As representatives of patients with allergy, asthma and chronic obstructive pulmonary disease (COPD), we are very concerned about tobacco use and marketing in Europe and the effects it has on the health of its citizens. Tobacco is a major source of nuisance and exacerbation for these people, leading to social and occupational exclusion as well as unnecessary illness. In particular, the World Health Organisation (WHO) estimates that tobacco smoke is the primary cause of COPD in developed countries. Lifelong smokers have a 50% probability of developing COPD during their lifetime while there is also evidence that the risk of developing COPD falls by about half with smoking cessation. Research shows that smoking and exposure to second hand smoke is a major factor in provoking allergic responses among babies and young children. Concerning asthma, smoking is also associated with a higher degree of severity, the worsening of symptoms, increased hospital admissions, accelerated decline in lung function, limited short-term responses to medicines and poorer asthma control.[1]

Tobacco remains the main cause of preventable deaths and diseases, causing 700,000 deaths every year in the European Union. The European Parliament today, by adopting this fundamental piece of legislation before next elections that take place in May, made a meaningful difference for the next generation of European citizens by protecting more of Europe’s children from taking up the deadly habit of smoking. The long-term objective, as reiterated several times by WHO, should be to create a future free of tobacco-caused deaths and diseases.
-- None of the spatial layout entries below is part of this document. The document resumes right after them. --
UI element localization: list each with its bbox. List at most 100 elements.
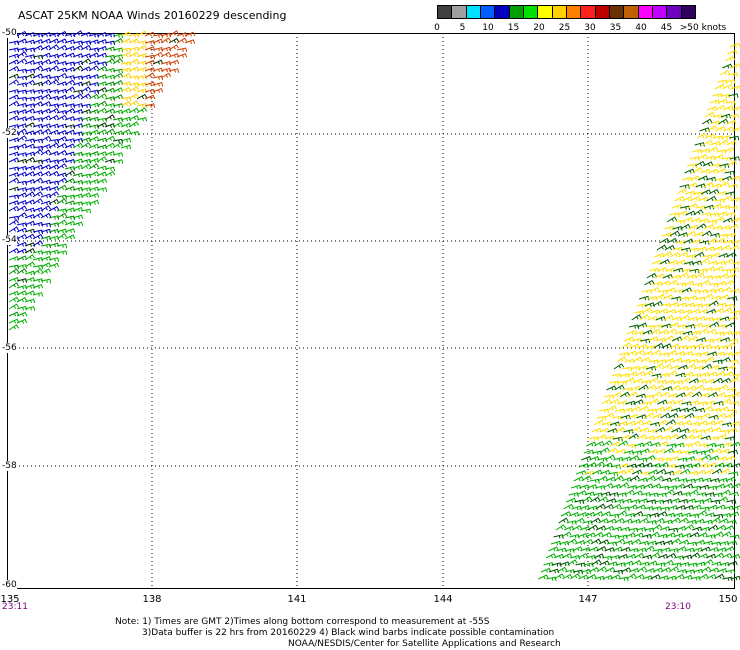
wind-barb	[628, 527, 639, 533]
wind-barb	[24, 233, 36, 240]
wind-barb	[624, 512, 636, 518]
wind-barb	[112, 152, 124, 157]
wind-barb	[629, 343, 640, 349]
wind-barb	[16, 297, 28, 303]
wind-barb	[120, 31, 132, 37]
wind-barb	[24, 143, 36, 149]
wind-barb	[144, 59, 156, 65]
wind-barb	[709, 345, 720, 350]
wind-barb	[731, 240, 740, 245]
wind-barb	[72, 142, 84, 149]
wind-barb	[24, 156, 36, 163]
wind-barb	[632, 511, 644, 517]
wind-barb	[583, 562, 594, 568]
wind-barb	[569, 554, 581, 560]
wind-barb	[56, 243, 68, 249]
wind-barb	[653, 324, 664, 329]
wind-barb	[112, 121, 124, 128]
wind-barb	[697, 289, 708, 294]
wind-barb	[558, 517, 569, 524]
wind-barb	[40, 243, 52, 249]
wind-barb	[729, 156, 740, 161]
wind-barb	[648, 377, 660, 384]
wind-barb	[88, 143, 100, 149]
wind-barb	[706, 573, 717, 580]
legend-label: 20	[533, 23, 545, 33]
wind-barb	[128, 107, 140, 114]
wind-barb	[40, 58, 52, 65]
wind-barb	[120, 38, 132, 44]
wind-barb	[637, 343, 648, 349]
wind-barb	[16, 58, 28, 65]
wind-barb	[88, 93, 100, 100]
wind-barb	[48, 215, 60, 220]
wind-barb	[696, 492, 707, 497]
wind-barb	[16, 212, 28, 219]
wind-barb	[581, 475, 592, 482]
wind-barb	[650, 574, 661, 580]
wind-barb	[88, 136, 100, 142]
wind-barb	[700, 279, 711, 286]
wind-barb	[692, 322, 704, 328]
wind-barb	[723, 147, 735, 153]
wind-barb	[112, 87, 124, 93]
wind-barb	[609, 513, 620, 519]
wind-barb	[96, 100, 108, 107]
wind-barb	[40, 101, 52, 107]
wind-barb	[723, 394, 735, 399]
wind-barb	[728, 471, 739, 477]
wind-barb	[713, 552, 725, 559]
wind-barb	[636, 547, 647, 553]
wind-barb	[695, 296, 706, 302]
wind-barb	[710, 499, 721, 505]
wind-barb	[716, 434, 728, 440]
wind-barb	[683, 238, 694, 244]
wind-barb	[595, 503, 606, 510]
wind-barb	[727, 296, 738, 301]
wind-barb	[662, 498, 673, 504]
wind-barb	[649, 552, 661, 559]
wind-barb	[598, 408, 609, 414]
wind-barb	[650, 349, 662, 356]
wind-barb	[112, 80, 124, 86]
wind-barb	[665, 552, 677, 559]
wind-barb	[634, 462, 646, 468]
wind-barb	[16, 143, 28, 149]
lon-label-144: 144	[433, 594, 453, 605]
wind-barb	[663, 335, 675, 342]
wind-barb	[8, 145, 20, 151]
wind-barb	[168, 44, 180, 51]
wind-barb	[625, 532, 636, 538]
wind-barb	[655, 426, 666, 433]
wind-barb	[640, 471, 651, 476]
wind-barb	[680, 377, 692, 384]
wind-barb	[707, 371, 718, 377]
wind-barb	[714, 331, 725, 337]
wind-barb	[654, 293, 666, 300]
wind-barb	[64, 75, 76, 80]
wind-barb	[16, 152, 28, 157]
wind-barb	[72, 103, 84, 108]
wind-barb	[32, 212, 44, 219]
wind-barb	[723, 371, 734, 377]
wind-barb	[8, 247, 20, 254]
wind-barb	[32, 256, 44, 262]
wind-barb	[589, 478, 600, 484]
wind-barb	[673, 555, 685, 561]
wind-barb	[144, 40, 156, 45]
wind-barb	[690, 440, 701, 447]
wind-barb	[659, 485, 670, 491]
wind-barb	[725, 342, 736, 349]
wind-barb	[144, 72, 156, 79]
wind-barb	[650, 328, 661, 335]
wind-barb	[644, 545, 655, 552]
wind-barb	[649, 267, 660, 273]
wind-barb	[64, 228, 76, 233]
wind-barb	[104, 96, 116, 101]
wind-barb	[636, 434, 648, 440]
wind-barb	[707, 391, 719, 398]
wind-barb	[731, 261, 740, 266]
wind-barb	[8, 318, 20, 324]
wind-barb	[706, 328, 717, 335]
wind-barb	[681, 287, 693, 293]
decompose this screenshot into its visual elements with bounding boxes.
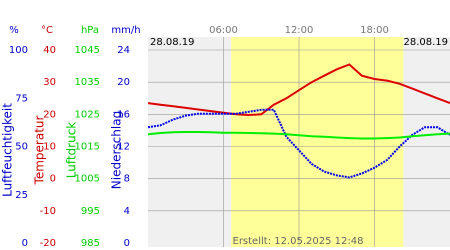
y-tick-label: 1035 — [75, 77, 100, 88]
axis-unit: % — [9, 25, 19, 36]
y-tick-label: 995 — [81, 206, 100, 217]
axis-unit: hPa — [81, 25, 99, 36]
y-tick-label: 50 — [15, 142, 28, 153]
y-tick-label: 40 — [43, 45, 56, 56]
date-right: 28.08.19 — [403, 37, 448, 48]
data-line — [147, 131, 450, 140]
x-tick-label: 06:00 — [209, 25, 238, 36]
y-tick-label: 10 — [43, 142, 56, 153]
x-tick-label: 12:00 — [285, 25, 314, 36]
data-line — [147, 108, 450, 179]
y-tick-label: 1015 — [75, 142, 100, 153]
daylight-band — [231, 37, 404, 247]
y-tick-label: 25 — [15, 190, 28, 201]
y-tick-label: 0 — [124, 238, 130, 249]
data-line — [147, 63, 450, 117]
axis-title: Luftdruck — [65, 122, 79, 179]
axis-title: Luftfeuchtigkeit — [1, 103, 15, 197]
y-tick-label: 75 — [15, 93, 28, 104]
y-tick-label: 16 — [117, 109, 130, 120]
y-tick-label: 8 — [124, 174, 130, 185]
x-tick-label: 18:00 — [360, 25, 389, 36]
y-tick-label: 100 — [9, 45, 28, 56]
y-tick-label: 0 — [50, 174, 56, 185]
y-tick-label: -20 — [40, 238, 56, 249]
y-tick-label: 20 — [117, 77, 130, 88]
axis-title: Temperatur — [33, 115, 47, 185]
y-tick-label: 985 — [81, 238, 100, 249]
axis-unit: mm/h — [111, 25, 140, 36]
date-left: 28.08.19 — [150, 37, 195, 48]
y-tick-label: 4 — [124, 206, 130, 217]
axis-unit: °C — [41, 25, 53, 36]
y-tick-label: 30 — [43, 77, 56, 88]
y-tick-label: 1005 — [75, 174, 100, 185]
y-tick-label: 1045 — [75, 45, 100, 56]
y-tick-label: 12 — [117, 142, 130, 153]
y-tick-label: 24 — [117, 45, 130, 56]
y-tick-label: 0 — [22, 238, 28, 249]
y-tick-label: 1025 — [75, 109, 100, 120]
y-tick-label: -10 — [40, 206, 56, 217]
axis-title: Niederschlag — [110, 111, 124, 189]
footer: Erstellt: 12.05.2025 12:48 — [233, 236, 364, 247]
y-tick-label: 20 — [43, 109, 56, 120]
After having being delayed for long-time, the legislative process of the tobacco products directive started in December 2012 when the Commission proposed to repeal the current directive on the approximation of the laws, regulations and administrative provisions of the Member States concerning the manufacture, presentation and sale of tobacco products to face several market, scientific and international developments and to eliminate weakness, gaps and loopholes of existing rules. Throughout this year and a half, and even before via the response to the public consultation on the possible revision options, EFA has been advocating for the promotion of public health in Europe and the enhancement of rights of patients with asthma, allergy and COPD. We will now follow-up and encourage strict implementation, in collaboration with our members and partners.